Co z tego wynika ? Możliwość wykorzystywania w pisanych przez siebie wtyczkach takich bibliotek jak jQuery, Mootools, Dojo, Qooxdoo, Prototype biorąc pod uwagę ich możliwości, ilość dostępnych wtyczek, sposób wjaki przyspieszają i ułatwiają pisanie kodu JavaScript oraz stworzone na ich bazie biblioteki, ogrom tego wszystkie daje pojęcie jak wielki potencjał tkwi w GoogleChrome. Już na samym początku, Google bez wysiłku daje developerowi rozszerzeń ogromne pole do popisuj po raz kolejny genialnie wykorzystując istniejące już, wszystkim dobrze znane, lubiane, dojrzałe i świetnie mające się dziś biblioteki JavaScript. Moim zdaniem genialne posunięcie.
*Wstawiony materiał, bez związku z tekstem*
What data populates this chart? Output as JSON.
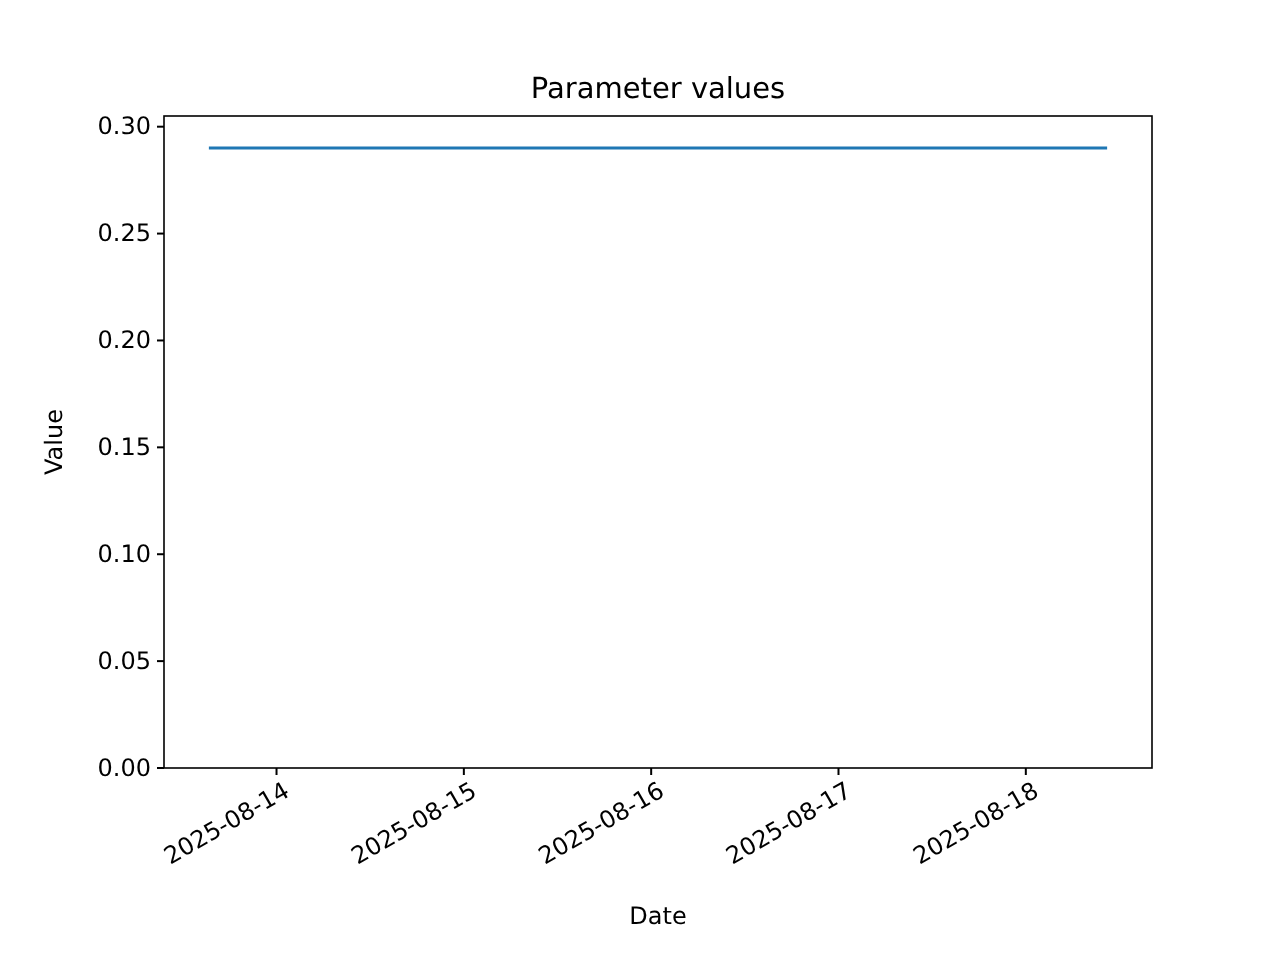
{
  "chart_data": {
    "type": "line",
    "title": "Parameter values",
    "xlabel": "Date",
    "ylabel": "Value",
    "x": [
      "2025-08-13T15:20",
      "2025-08-18T10:25"
    ],
    "series": [
      {
        "color": "#1f77b4",
        "values": [
          0.29,
          0.29
        ]
      }
    ],
    "xlim": [
      "2025-08-13T09:35",
      "2025-08-18T16:10"
    ],
    "xticks": [
      {
        "value": "2025-08-14",
        "label": "2025-08-14"
      },
      {
        "value": "2025-08-15",
        "label": "2025-08-15"
      },
      {
        "value": "2025-08-16",
        "label": "2025-08-16"
      },
      {
        "value": "2025-08-17",
        "label": "2025-08-17"
      },
      {
        "value": "2025-08-18",
        "label": "2025-08-18"
      }
    ],
    "ylim": [
      0,
      0.305
    ],
    "yticks": [
      {
        "value": 0,
        "label": "0.00"
      },
      {
        "value": 0.05,
        "label": "0.05"
      },
      {
        "value": 0.1,
        "label": "0.10"
      },
      {
        "value": 0.15,
        "label": "0.15"
      },
      {
        "value": 0.2,
        "label": "0.20"
      },
      {
        "value": 0.25,
        "label": "0.25"
      },
      {
        "value": 0.3,
        "label": "0.30"
      }
    ],
    "line_style": "solid",
    "marker": "none"
  }
}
Domyślam się iż zaraz odezwą się użytkownicy GreaseMonkey, którzy powiedzą, że "to już było". Dla mnie osobiście jest to odkrycie nie z tej ziemi. Pytanie tylko czy Google widząc potencjał takiego rozwiązania pozostawi dołączanie kodu bibliotek do wtyczek developerom czy też wyposaży w nią przeglądarkę. Biorąc pod uwagę zasadę DRY oraz fakt iż nie lada marnotrastwem byłoby ładowanie do powiedzmy co 3 wtyczki jquery do co 5tej mootools to dość rozsądne wydaje się wyposażenie w najnowsze wersje przeglądarki albo stworzenia API, gdzie samemu można wgrać skrypty ogólnodostępne dla wszystkich wtyczek.
Biorąc pod uwagę iż przeciętny user będzie posiadał około 10 wtyczek załadowanie 3 bibliotek jQuery i 2 Mootools, przez każdą wtyczkę z osobna pamięci miija się z celem.

Tuesday, September 2, 2008

Google Chrome on Linux - 437 MB żywych źródeł (aktualizacja)

Postanowiłem sprawdzić czy uda mi się odpalić google chrome na Linuksie. Trafiłem na stronkę: http://dev.chromium.org/developers/how-tos/build-instructions-linux gdzie pokazane było jak zbudować przeglądarkę ze źródeł. Na początku zdziwiło mnie, że snapshot mega wolno się ściąga ... Myślę sobie 400 coś KB ... hmm ... pewnie serwery są zapchane... Spróbuję przez svn. Przez svn leciało szybko, jednak zacząłem mieć po 3 minutach wrażenie, że ściągam całe google: cygwin, jakieś webkity ... do licha co jest. Wtedy przyjrzałem się jednostce stojącej przy liczbie danych ściągniętego snapshotu. CO ?! 437 MB - źródeł ...Po prostu zwaliło mnie z nóg. Nie wiem jak długo się to cudo będzie budować, ale chyba pierwszy raz poczuję na sobie oddech użytkowników Gentoo ... Poczekamy zobaczymy.

Źródełka zbudowały się dość szybko i - bez problemów. Jednak po wylistowaniu wszystkich plików uruchamialnych wczytałem się ponownie w instrukcję na stronach google i zobaczyłem to. W czerwonej ramce było napisane, że poodpalać to sobie mogę - testy do przeglądarki, ale o surfowaniu nie ma mowy.